Tags
Catholic Church, Catholicism, Christianity, Church & State, controversy, Gladstone, history, Newman, Papacy
Writing in 1874, three years after the Vatical Council which had declared the Pope infallible, the British former Prime Minister, Gladstone, wrote (1):
That no one can now become her convert without renouncing his moral and mental freedom, and placing his civil loyalty and duty at the mercy of another.
In expressing this view, he was saying out loud, so to say, what many British people thought. Embedded deep into the national psyche, not least by two hundred years worth of anti-Catholic black propaganda, was the idea that to be a Roman Catholic was profoundly un-English. Edward Norman has eloquently described the potent, and toxic, mix of patriotism, prurience and protestantism which made up the mental image of the Catholic for the average Englishman. All of this Gladstone now evoked. At the very least, he demanded, Catholics should give some kind of oath of fealty that they would not vote as their priests told them to. Lest anyone be tempted to mock Victorian prejudices, a swift look at the some of the comments made about JFK when he was a candidate for the Presidency in 1960 should be enough to subdue any smirk.
Gladstone was appealing to feelings which, as recently as 1851, had resulted in a wave of pubic hostility against the restoration by Rome of a diocesan structure in England and Wales, described by the then Prime Minister, Lord John Russell as ‘Papal Aggression’. When Newman converted in 1845, he knew that he would be considered as though he were dead by many of his old friends; indeed, for some of them, death would have been preferable to crossing the Tiber and surrendering his mental faculties to a celibate old Italian bigot.
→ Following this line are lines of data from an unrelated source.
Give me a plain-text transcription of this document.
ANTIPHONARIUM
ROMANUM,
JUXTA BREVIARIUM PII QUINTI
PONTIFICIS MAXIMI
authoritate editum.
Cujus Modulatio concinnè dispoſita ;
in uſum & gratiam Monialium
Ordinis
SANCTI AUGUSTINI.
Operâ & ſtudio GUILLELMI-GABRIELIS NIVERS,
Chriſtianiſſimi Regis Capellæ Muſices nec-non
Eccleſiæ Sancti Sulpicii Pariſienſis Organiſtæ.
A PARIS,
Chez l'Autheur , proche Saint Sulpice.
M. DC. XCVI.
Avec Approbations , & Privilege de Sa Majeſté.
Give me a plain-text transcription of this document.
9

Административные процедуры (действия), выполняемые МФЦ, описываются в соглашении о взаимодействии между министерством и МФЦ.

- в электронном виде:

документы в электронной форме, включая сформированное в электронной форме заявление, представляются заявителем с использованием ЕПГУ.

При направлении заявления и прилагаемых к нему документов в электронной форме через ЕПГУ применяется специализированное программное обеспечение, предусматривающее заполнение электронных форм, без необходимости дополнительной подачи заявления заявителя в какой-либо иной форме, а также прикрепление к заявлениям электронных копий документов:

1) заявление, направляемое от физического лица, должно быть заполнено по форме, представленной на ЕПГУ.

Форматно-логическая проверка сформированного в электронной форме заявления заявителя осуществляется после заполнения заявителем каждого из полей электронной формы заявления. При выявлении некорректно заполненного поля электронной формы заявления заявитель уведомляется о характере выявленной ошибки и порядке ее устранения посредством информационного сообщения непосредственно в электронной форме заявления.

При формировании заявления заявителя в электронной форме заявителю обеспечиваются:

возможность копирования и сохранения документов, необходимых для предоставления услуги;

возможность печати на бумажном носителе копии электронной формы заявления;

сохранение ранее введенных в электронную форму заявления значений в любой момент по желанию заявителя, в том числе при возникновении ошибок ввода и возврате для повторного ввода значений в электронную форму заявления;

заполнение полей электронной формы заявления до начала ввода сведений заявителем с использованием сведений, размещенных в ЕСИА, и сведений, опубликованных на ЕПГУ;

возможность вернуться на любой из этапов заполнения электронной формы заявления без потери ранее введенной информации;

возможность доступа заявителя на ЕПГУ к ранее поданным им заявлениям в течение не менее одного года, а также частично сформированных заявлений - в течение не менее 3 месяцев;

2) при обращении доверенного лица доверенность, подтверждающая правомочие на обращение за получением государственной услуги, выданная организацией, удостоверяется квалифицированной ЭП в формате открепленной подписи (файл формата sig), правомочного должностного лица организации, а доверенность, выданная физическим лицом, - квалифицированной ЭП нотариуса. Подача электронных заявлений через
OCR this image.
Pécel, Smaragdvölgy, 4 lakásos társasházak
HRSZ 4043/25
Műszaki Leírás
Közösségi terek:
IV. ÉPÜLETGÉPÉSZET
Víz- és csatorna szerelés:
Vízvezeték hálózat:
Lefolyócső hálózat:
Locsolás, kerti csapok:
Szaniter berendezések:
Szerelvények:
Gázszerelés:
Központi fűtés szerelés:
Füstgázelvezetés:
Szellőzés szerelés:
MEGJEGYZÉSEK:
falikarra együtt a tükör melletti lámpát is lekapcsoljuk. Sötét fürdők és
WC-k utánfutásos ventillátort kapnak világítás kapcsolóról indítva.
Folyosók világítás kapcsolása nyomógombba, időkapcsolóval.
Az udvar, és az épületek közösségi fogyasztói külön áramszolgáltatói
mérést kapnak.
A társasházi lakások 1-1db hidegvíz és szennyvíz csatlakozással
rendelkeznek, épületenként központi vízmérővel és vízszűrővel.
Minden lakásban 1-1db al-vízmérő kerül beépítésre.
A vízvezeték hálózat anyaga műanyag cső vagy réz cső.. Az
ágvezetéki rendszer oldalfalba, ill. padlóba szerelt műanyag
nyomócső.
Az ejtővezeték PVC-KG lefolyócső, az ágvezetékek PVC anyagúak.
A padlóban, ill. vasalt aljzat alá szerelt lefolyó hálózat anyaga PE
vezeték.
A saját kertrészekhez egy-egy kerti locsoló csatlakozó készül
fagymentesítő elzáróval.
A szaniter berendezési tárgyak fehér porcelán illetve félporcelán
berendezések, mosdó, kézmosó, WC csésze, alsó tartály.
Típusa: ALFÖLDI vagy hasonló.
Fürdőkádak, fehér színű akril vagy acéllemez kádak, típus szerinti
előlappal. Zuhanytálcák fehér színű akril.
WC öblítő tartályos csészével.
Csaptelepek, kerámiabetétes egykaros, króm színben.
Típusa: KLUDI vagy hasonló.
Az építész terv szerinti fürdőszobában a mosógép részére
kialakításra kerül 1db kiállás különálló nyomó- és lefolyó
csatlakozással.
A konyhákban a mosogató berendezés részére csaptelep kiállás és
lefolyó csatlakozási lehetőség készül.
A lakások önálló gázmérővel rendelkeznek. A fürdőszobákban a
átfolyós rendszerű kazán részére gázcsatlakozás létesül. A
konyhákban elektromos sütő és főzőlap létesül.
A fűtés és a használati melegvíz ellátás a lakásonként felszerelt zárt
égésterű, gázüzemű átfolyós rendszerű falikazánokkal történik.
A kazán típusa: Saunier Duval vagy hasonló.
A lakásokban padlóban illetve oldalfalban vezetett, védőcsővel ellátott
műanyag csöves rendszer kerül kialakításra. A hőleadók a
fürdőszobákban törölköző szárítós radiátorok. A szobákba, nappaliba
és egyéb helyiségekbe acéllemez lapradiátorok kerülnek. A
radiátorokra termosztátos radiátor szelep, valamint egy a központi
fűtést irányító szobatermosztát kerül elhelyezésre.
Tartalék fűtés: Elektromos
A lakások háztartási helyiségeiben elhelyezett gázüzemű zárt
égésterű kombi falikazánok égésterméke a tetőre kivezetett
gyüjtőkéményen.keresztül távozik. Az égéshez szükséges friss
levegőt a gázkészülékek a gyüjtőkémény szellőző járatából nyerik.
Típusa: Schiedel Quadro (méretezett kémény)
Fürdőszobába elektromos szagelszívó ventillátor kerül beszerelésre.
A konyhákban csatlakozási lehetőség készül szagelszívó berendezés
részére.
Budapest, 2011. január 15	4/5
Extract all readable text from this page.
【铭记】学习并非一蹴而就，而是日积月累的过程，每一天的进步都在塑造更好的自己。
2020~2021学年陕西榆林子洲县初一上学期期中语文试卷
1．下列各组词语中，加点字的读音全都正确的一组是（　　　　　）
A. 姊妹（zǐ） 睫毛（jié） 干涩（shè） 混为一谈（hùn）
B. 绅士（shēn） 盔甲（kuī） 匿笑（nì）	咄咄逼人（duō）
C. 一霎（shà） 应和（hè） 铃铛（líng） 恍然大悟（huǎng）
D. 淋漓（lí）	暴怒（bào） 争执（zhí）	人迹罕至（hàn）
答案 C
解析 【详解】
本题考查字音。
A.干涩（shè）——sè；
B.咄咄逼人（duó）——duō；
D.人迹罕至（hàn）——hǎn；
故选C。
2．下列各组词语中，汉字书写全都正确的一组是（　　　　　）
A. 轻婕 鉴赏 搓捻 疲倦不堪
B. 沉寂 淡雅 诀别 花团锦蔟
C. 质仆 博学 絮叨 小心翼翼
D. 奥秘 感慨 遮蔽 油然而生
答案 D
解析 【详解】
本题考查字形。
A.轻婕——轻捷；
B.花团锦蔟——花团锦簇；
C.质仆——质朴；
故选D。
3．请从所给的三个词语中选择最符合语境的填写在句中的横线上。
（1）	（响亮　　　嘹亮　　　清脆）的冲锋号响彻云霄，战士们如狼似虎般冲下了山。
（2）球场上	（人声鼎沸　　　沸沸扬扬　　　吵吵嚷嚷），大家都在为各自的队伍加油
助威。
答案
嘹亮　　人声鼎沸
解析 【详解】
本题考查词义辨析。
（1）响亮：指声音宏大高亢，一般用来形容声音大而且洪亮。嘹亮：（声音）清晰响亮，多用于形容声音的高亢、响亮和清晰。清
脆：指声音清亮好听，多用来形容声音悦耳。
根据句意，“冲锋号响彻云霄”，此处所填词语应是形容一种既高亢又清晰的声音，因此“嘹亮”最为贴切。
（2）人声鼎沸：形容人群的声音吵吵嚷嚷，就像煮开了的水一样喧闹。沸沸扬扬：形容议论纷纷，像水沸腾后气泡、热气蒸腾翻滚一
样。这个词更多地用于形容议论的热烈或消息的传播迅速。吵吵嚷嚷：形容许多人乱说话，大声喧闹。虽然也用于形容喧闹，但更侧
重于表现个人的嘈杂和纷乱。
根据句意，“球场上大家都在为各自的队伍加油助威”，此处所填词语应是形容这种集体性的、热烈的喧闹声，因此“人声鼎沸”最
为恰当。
Newman’s response to Gladstone, which took the form of a letter to the leading English Catholic layman, the Duke of Norfolk still deserves reading as the best, and most reasoned example to a line of argumentation (it would be doing it too much honour to call it an argument) which is not unfamiliar to readers of this site.
Newman first reminded Gladstone that States had ever sought to bring Christianity under their control and, from Britain through to the lands of the East had largely succeeded in either subduing or massacring Christians:
Such is the actual fact that, whereas it is the very mission of Christianity to bear witness to the Creed and Ten Commandments in a world which is averse to them, Rome is now the one faithful representative, and thereby is heir and successor, of that free-spoken dauntless Church of old, whose political and social traditions Mr. Gladstone says the said Rome has repudiated.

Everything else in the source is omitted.